"Jozepha (Deluxe)" cover

Album released 2016 on Blink in the Endless


The Silent Ballet

Review of original Under the Spire CD version of 'For José María'


A lot has been said about the effects of the Internet on the music industry. One of the most personally appreciated side effects of this new-fangled technology has been the increase in micro-releases: the "limited to x," extravagantly packaged independent records that often now have a more guaranteed market than ever before (Natural Snow Buildings and Have a Nice Life come to mind immediately as some of the larger successes at such an endeavor). And so, with this record-nerd-appeasing way of releasing, Rameses III has put out a limited three-inch CD containing the sprawling seventeen-minute "For José María'," which wholeheartedly deserves this sort of treatment.
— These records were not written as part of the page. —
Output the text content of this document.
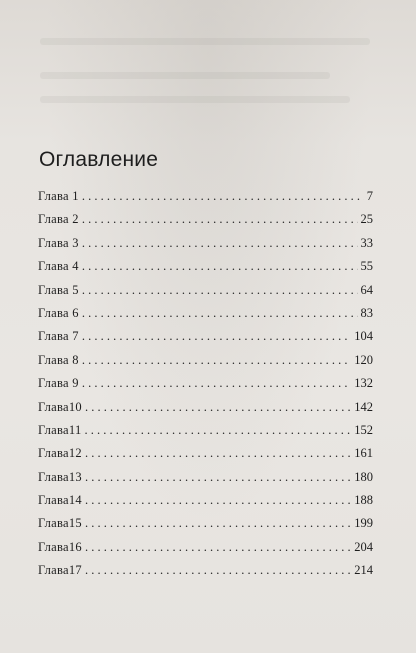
Оглавление
Глава 1 . . .	7
Глава 2 . . .	25
Глава 3 . . .	33
Глава 4 . . .	55
Глава 5 . . .	64
Глава 6 . . .	83
Глава 7 . . .	104
Глава 8 . . .	120
Глава 9 . . .	132
Глава10 . . .	142
Глава11 . . .	152
Глава12 . . .	161
Глава13 . . .	180
Глава14 . . .	188
Глава15 . . .	199
Глава16 . . .	204
Глава17 . . .	214
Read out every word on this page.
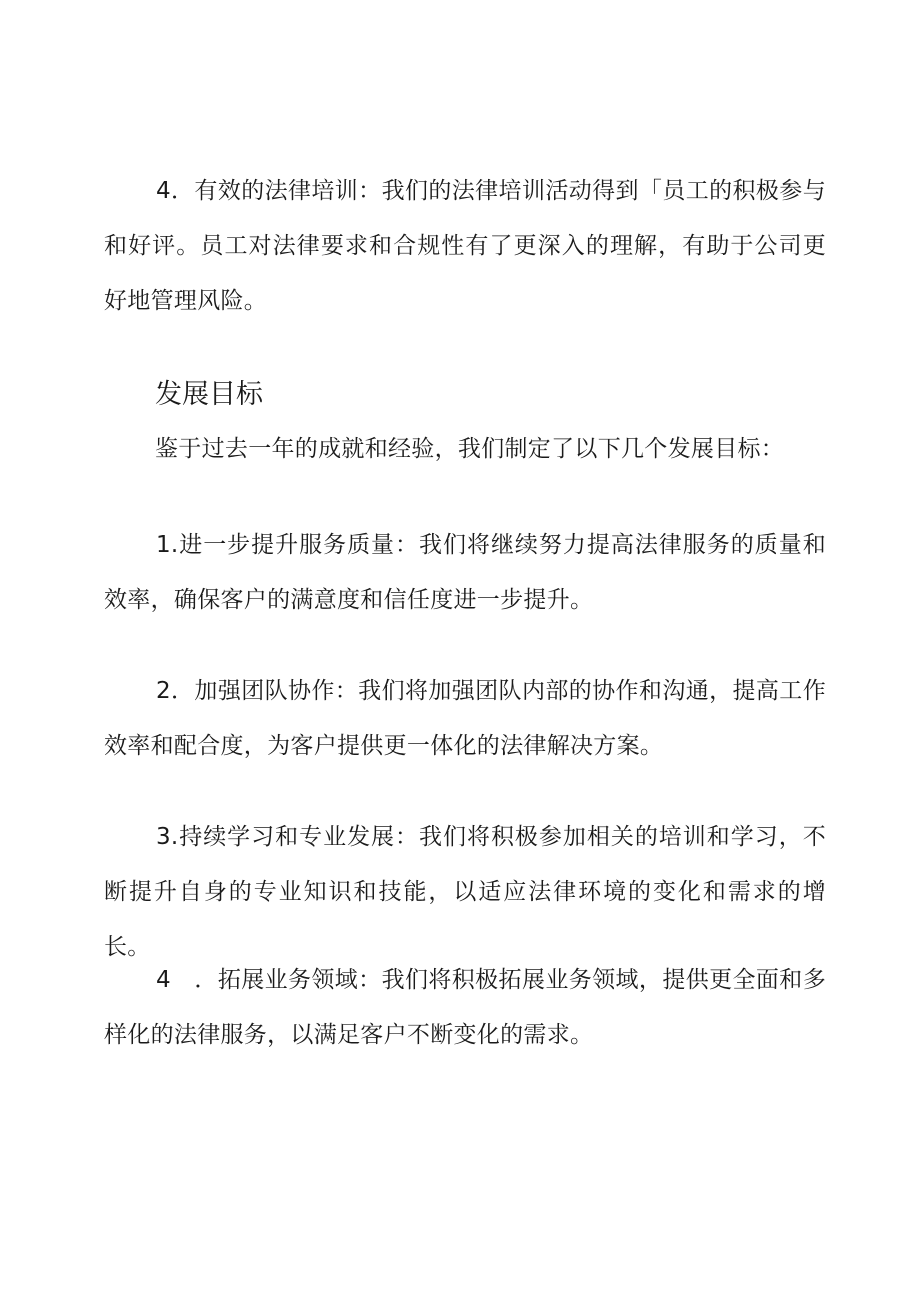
4．有效的法律培训：我们的法律培训活动得到「员工的积极参与和好评。员工对法律要求和合规性有了更深入的理解，有助于公司更好地管理风险。

发展目标

鉴于过去一年的成就和经验，我们制定了以下几个发展目标：

1.进一步提升服务质量：我们将继续努力提高法律服务的质量和效率，确保客户的满意度和信任度进一步提升。

2．加强团队协作：我们将加强团队内部的协作和沟通，提高工作效率和配合度，为客户提供更一体化的法律解决方案。

3.持续学习和专业发展：我们将积极参加相关的培训和学习，不断提升自身的专业知识和技能，以适应法律环境的变化和需求的增长。

4　．拓展业务领域：我们将积极拓展业务领域，提供更全面和多样化的法律服务，以满足客户不断变化的需求。
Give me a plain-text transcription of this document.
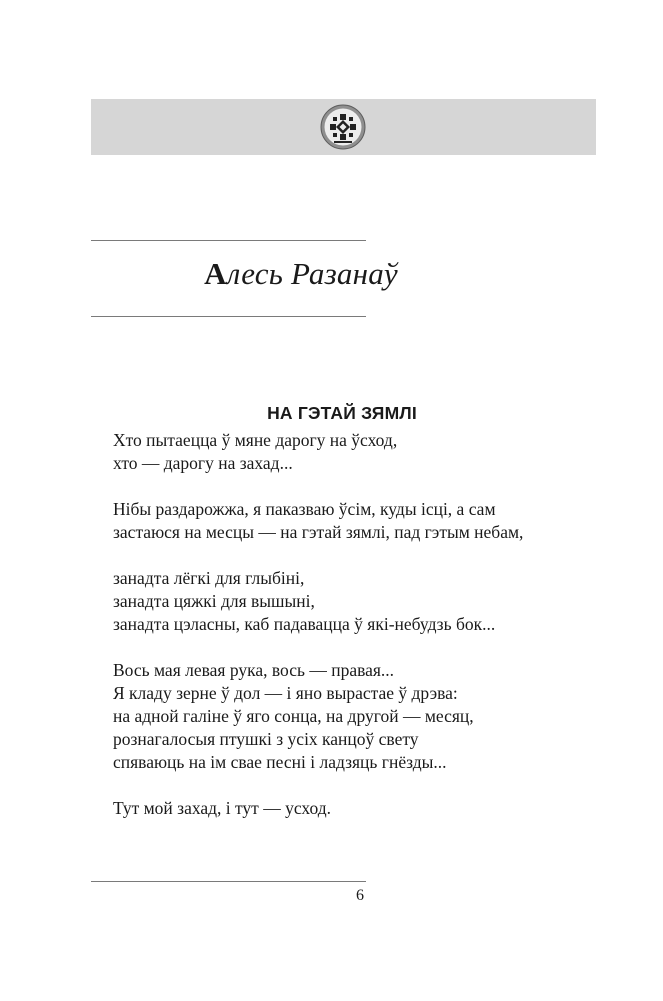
Алесь Разанаў
НА ГЭТАЙ ЗЯМЛІ
Хто пытаецца ў мяне дарогу на ўсход,
хто — дарогу на захад...
Нібы раздарожжа, я паказваю ўсім, куды ісці, а сам
застаюся на месцы — на гэтай зямлі, пад гэтым небам,
занадта лёгкі для глыбіні,
занадта цяжкі для вышыні,
занадта цэласны, каб падавацца ў які-небудзь бок...
Вось мая левая рука, вось — правая...
Я кладу зерне ў дол — і яно вырастае ў дрэва:
на адной галіне ў яго сонца, на другой — месяц,
рознагалосыя птушкі з усіх канцоў свету
спяваюць на ім свае песні і ладзяць гнёзды...
Тут мой захад, і тут — усход.
6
Yes, the whole "album" is seventeen minutes and yes, it's only one song, but it is a constantly shifting and entirely ambitious one which neatly avoids the two most common traps of such long-form song writing: first, it doesn't beat to death a single idea for its entire length; second, it isn't just several separate ideas mashed together haphazardly for the sake of having a long song. The word of the day here is flow, in construction and indeed in sonic quality. Each movement flows seamlessly into the next, and each movement itself is a lazy daydream of flowing drones and strings, with the occasional speech sample.

It's a bit difficult to really dig into a single song without spoiling it or tediously writing about every minute of it, so it just has to be said that this is a gorgeous piece of ambient music. The opening ominous piano chords, the beautiful synth swells that follow, the gradual burnout at the end of it all: it's just a piece that really, really deserves to be heard. It's the perfect balance of ambience and more traditionally-structured music; it remains pleasantly atmospheric while never dropping out into the background.

The limited release of this EP is by no means an exercise in vanity. Rather, it's the treatment a work like this deserved. It deserved to be singled out, to be released as a self-contained piece and consumed as such. It's beautiful music in an appropriately beautiful package. It may be a bit costly, but this is a shining example of why one should buy music.